Letter to the Editor
Dear Editor,
I wish that David Orr’s “Poetry And, Of, and About” had explored the relationship between poetry and law more fully, rather than shifting its subject to the relationship between poetry and academia. The one quotation given as a poem “about” the law, Lawrence Joseph’s “Admissions against Interest,” is interesting mostly because it violates the laws of English and of poetry, as those laws were understood before Modernism undermined the very concept that there are rules that govern composition. The poem’s division into two-line stanzas, using the typographical conventions of verse to accord significance to an essentially prosaic text, exemplifies the kind of linguistic subterfuge that has eclipsed clarity and lucidity in Modernist literature and law.
On the other hand, Robert Frost’s “Two Tramps in Mud Time,” also quoted by Orr, is written in eight-line stanzas, each of which consists of two quatrains rhyming abab, whose very regularity facilitates the comprehension of its text.
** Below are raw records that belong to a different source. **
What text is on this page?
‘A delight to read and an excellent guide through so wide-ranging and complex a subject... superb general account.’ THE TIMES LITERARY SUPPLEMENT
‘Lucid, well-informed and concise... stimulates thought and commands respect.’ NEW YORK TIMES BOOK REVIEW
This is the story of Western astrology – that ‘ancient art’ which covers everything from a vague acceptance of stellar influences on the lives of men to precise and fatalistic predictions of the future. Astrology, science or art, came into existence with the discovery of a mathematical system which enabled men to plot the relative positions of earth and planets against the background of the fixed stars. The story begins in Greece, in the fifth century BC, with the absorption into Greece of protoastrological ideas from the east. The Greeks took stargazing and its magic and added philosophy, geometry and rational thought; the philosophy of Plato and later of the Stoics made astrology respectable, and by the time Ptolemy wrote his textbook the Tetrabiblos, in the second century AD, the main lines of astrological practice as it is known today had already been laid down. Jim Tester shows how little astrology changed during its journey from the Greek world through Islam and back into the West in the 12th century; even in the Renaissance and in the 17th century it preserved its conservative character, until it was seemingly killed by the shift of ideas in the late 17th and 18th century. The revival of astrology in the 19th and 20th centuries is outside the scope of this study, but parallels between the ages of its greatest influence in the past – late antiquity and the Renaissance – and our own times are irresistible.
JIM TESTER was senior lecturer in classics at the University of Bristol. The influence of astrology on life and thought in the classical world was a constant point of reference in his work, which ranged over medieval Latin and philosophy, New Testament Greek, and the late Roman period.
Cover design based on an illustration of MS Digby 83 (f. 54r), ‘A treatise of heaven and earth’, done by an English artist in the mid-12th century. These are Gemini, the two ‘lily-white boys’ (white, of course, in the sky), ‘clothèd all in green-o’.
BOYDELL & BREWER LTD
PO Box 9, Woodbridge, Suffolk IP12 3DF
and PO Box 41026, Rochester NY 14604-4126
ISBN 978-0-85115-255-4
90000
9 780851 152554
Furthermore, the three central stanzas of the poem are not, as Orr claims, out of place, nor do they thus represent any celebration of playful autonomy from rules. “Two Tramps in Mud Time” is a poem and not a treatise; its central descriptive passages create a dramatic and suspenseful pause between the onset and the resolution of the poem’s conflict, during which one’s sensory experience of the surrounding environment might well be heightened.
Orr rightly concludes that “just poetry” has, indeed, always been more than enough—except to those Modernists for whom the laws of verse seem too trivial to express their lofty philosophical preoccupations.